NASA has funded further development of a new type of solar sail relying on diffractive optics, with the ultimate aim of a demonstration mission in space.

The “Diffractive Solar Sailing” project has been selected for “Phase III” study under the agency’s Innovative Advanced Concepts (NIAC) program, with $2 million of support.

The Phase III projects aim to transition concepts with the highest potential impact for NASA and its partners, with NASA Administrator Bill Nelson saying:

“As we venture farther out into the cosmos than ever before, we'll need innovative, cutting-edge technologies to drive our missions. The NASA Innovative Advanced Concepts program helps to unlock visionary ideas - like novel solar sails - and bring them closer to reality.”

Diffractive design
While the concept of a solar sail is nothing new, existing designs are based on reflective materials that are able to harness the tiny amount of propulsive pressure exerted by sunlight.

Those sails are typically very large and very thin, so that they can convert as much solar pressure as possible into propulsive momentum. However, they are also limited by the direction of sunlight, resulting in trade-offs between power and navigation.

In contrast, diffractive lightsails would feature tiny gratings - possibly based on metamaterials - embedded into thin optical films. NASA says that this would allow the spacecraft to make more efficient use of sunlight without sacrificing maneuverability.
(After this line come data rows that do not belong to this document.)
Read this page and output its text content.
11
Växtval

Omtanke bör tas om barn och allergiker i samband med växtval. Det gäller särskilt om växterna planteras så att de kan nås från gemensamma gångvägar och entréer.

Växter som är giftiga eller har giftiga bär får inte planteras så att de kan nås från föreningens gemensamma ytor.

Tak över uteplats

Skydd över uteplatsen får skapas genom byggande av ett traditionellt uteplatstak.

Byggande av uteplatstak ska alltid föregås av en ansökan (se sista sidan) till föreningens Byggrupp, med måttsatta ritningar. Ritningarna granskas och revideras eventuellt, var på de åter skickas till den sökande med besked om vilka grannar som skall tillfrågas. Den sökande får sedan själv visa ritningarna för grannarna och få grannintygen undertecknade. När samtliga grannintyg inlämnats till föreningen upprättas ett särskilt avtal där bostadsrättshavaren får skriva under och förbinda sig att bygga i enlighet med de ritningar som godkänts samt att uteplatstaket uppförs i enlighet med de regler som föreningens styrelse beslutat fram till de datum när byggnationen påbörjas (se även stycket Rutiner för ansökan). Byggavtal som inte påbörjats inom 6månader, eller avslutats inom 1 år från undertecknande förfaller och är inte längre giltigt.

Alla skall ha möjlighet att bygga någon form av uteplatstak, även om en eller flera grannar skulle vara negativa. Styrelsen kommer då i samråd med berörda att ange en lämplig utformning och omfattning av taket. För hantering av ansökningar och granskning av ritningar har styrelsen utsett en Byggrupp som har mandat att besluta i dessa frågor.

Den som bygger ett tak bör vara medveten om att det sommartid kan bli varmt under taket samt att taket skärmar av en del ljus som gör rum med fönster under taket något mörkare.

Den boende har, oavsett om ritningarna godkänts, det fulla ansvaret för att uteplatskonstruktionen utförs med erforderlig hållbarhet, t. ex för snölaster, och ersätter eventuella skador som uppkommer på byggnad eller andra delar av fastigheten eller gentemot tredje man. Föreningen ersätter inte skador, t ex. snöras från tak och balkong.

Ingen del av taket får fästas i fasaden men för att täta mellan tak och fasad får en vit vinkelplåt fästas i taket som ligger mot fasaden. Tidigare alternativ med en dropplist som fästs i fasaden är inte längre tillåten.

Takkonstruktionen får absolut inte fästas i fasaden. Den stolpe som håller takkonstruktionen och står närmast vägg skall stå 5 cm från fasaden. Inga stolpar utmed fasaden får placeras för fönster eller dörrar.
The Phase III award gives the research team $2 million over two years to continue technology development in preparation for a potential future demonstration mission, and is being led by Amber Dubill from the Johns Hopkins University Applied Physics Laboratory in Laurel, Maryland.

Earlier development under Phase I and Phase II awards had been led by co-investigator Grover Swartzlander from the Rochester Institute of Technology, with Dubill and Swartzlander co-authoring a recent journal publication entitled “Circumnavigating the sun with diffractive solar sails”.
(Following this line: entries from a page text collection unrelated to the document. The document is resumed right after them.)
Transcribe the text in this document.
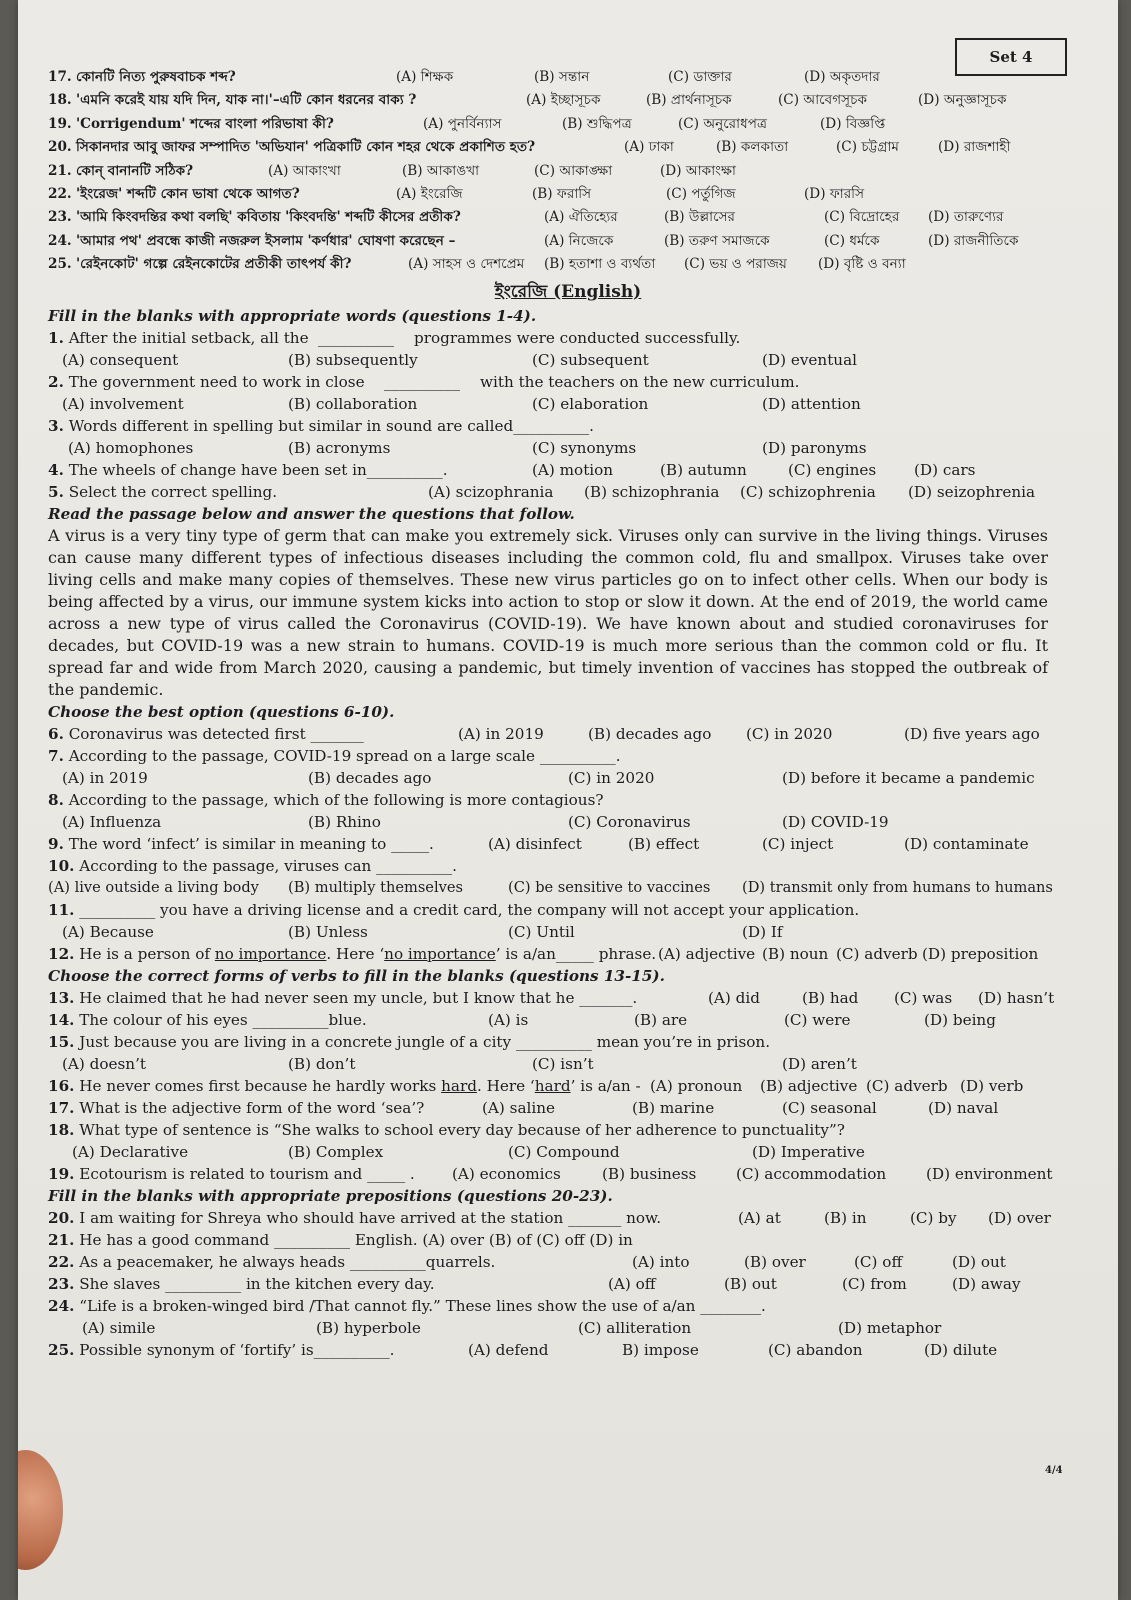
Set 4
17. কোনটি নিত্য পুরুষবাচক শব্দ?	(A) শিক্ষক	(B) সন্তান	(C) ডাক্তার	(D) অকৃতদার
18. 'এমনি করেই যায় যদি দিন, যাক না।'–এটি কোন ধরনের বাক্য ?	(A) ইচ্ছাসূচক	(B) প্রার্থনাসূচক	(C) আবেগসূচক	(D) অনুজ্ঞাসূচক
19. 'Corrigendum' শব্দের বাংলা পরিভাষা কী?	(A) পুনর্বিন্যাস	(B) শুদ্ধিপত্র	(C) অনুরোধপত্র	(D) বিজ্ঞপ্তি
20. সিকানদার আবু জাফর সম্পাদিত 'অভিযান' পত্রিকাটি কোন শহর থেকে প্রকাশিত হত?	(A) ঢাকা	(B) কলকাতা	(C) চট্টগ্রাম	(D) রাজশাহী
21. কোন্ বানানটি সঠিক?	(A) আকাংখা	(B) আকাঙখা	(C) আকাঙ্ক্ষা	(D) আকাংক্ষা
22. 'ইংরেজ' শব্দটি কোন ভাষা থেকে আগত?	(A) ইংরেজি	(B) ফরাসি	(C) পর্তুগিজ	(D) ফারসি
23. 'আমি কিংবদন্তির কথা বলছি' কবিতায় 'কিংবদন্তি' শব্দটি কীসের প্রতীক?	(A) ঐতিহ্যের	(B) উল্লাসের	(C) বিদ্রোহের (D) তারুণ্যের
24. 'আমার পথ' প্রবন্ধে কাজী নজরুল ইসলাম 'কর্ণধার' ঘোষণা করেছেন –	(A) নিজেকে	(B) তরুণ সমাজকে	(C) ধর্মকে	(D) রাজনীতিকে
25. 'রেইনকোট' গল্পে রেইনকোটের প্রতীকী তাৎপর্য কী?	(A) সাহস ও দেশপ্রেম (B) হতাশা ও ব্যর্থতা (C) ভয় ও পরাজয় (D) বৃষ্টি ও বন্যা
ইংরেজি (English)
Fill in the blanks with appropriate words (questions 1-4).
1. After the initial setback, all the __________ programmes were conducted successfully.
(A) consequent	(B) subsequently	(C) subsequent	(D) eventual
2. The government need to work in close __________ with the teachers on the new curriculum.
(A) involvement	(B) collaboration	(C) elaboration	(D) attention
3. Words different in spelling but similar in sound are called__________.
(A) homophones	(B) acronyms	(C) synonyms	(D) paronyms
4. The wheels of change have been set in__________.	(A) motion	(B) autumn	(C) engines (D) cars
5. Select the correct spelling.	(A) scizophrania (B) schizophrania (C) schizophrenia (D) seizophrenia
Read the passage below and answer the questions that follow.
A virus is a very tiny type of germ that can make you extremely sick. Viruses only can survive in the living things. Viruses can cause many different types of infectious diseases including the common cold, flu and smallpox. Viruses take over living cells and make many copies of themselves. These new virus particles go on to infect other cells. When our body is being affected by a virus, our immune system kicks into action to stop or slow it down. At the end of 2019, the world came across a new type of virus called the Coronavirus (COVID-19). We have known about and studied coronaviruses for decades, but COVID-19 was a new strain to humans. COVID-19 is much more serious than the common cold or flu. It spread far and wide from March 2020, causing a pandemic, but timely invention of vaccines has stopped the outbreak of the pandemic.
Choose the best option (questions 6-10).
6. Coronavirus was detected first _______	(A) in 2019	(B) decades ago (C) in 2020	(D) five years ago
7. According to the passage, COVID-19 spread on a large scale __________.
(A) in 2019	(B) decades ago	(C) in 2020	(D) before it became a pandemic
8. According to the passage, which of the following is more contagious?
(A) Influenza	(B) Rhino	(C) Coronavirus	(D) COVID-19
9. The word ‘infect’ is similar in meaning to _____.	(A) disinfect	(B) effect	(C) inject	(D) contaminate
10. According to the passage, viruses can __________.
(A) live outside a living body (B) multiply themselves	(C) be sensitive to vaccines (D) transmit only from humans to humans
11. __________ you have a driving license and a credit card, the company will not accept your application.
(A) Because	(B) Unless	(C) Until	(D) If
12. He is a person of no importance. Here ‘no importance’ is a/an_____ phrase. (A) adjective (B) noun (C) adverb (D) preposition
Choose the correct forms of verbs to fill in the blanks (questions 13-15).
13. He claimed that he had never seen my uncle, but I know that he _______.	(A) did	(B) had (C) was (D) hasn’t
14. The colour of his eyes __________blue.	(A) is	(B) are	(C) were	(D) being
15. Just because you are living in a concrete jungle of a city __________ mean you’re in prison.
(A) doesn’t	(B) don’t	(C) isn’t	(D) aren’t
16. He never comes first because he hardly works hard. Here ‘hard’ is a/an - (A) pronoun (B) adjective (C) adverb (D) verb
17. What is the adjective form of the word ‘sea’?	(A) saline	(B) marine	(C) seasonal	(D) naval
18. What type of sentence is “She walks to school every day because of her adherence to punctuality”?
(A) Declarative	(B) Complex	(C) Compound	(D) Imperative
19. Ecotourism is related to tourism and _____ . (A) economics	(B) business	(C) accommodation	(D) environment
Fill in the blanks with appropriate prepositions (questions 20-23).
20. I am waiting for Shreya who should have arrived at the station _______ now.	(A) at	(B) in	(C) by (D) over
21. He has a good command __________ English. (A) over (B) of (C) off (D) in
22. As a peacemaker, he always heads __________quarrels.	(A) into	(B) over	(C) off	(D) out
23. She slaves __________ in the kitchen every day.	(A) off	(B) out	(C) from	(D) away
24. “Life is a broken-winged bird /That cannot fly.” These lines show the use of a/an ________.
(A) simile	(B) hyperbole	(C) alliteration	(D) metaphor
25. Possible synonym of ‘fortify’ is__________.	(A) defend	B) impose	(C) abandon	(D) dilute
4/4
In the abstract for that paper, the pair wrote that they “envision placing a constellation of diffractive solar sails around the sun to collect images and other data for space weather monitoring and heliophysics science”.

They added that the approach could inspire materials scientists to design and fabricate thin optical metamaterial films that efficiently diffract light at large angles across the solar spectrum for future solar sails. “Mission designers may also be prompted to imagine alternatives beyond reflective sails,” they wrote.

Heliophysics potential
In a NASA release, Mike LaPointe, acting program executive for the NIAC program, said: “Our goal is to change the possible, and diffractive solar sailing promises to do just that for a number of exciting new mission applications.”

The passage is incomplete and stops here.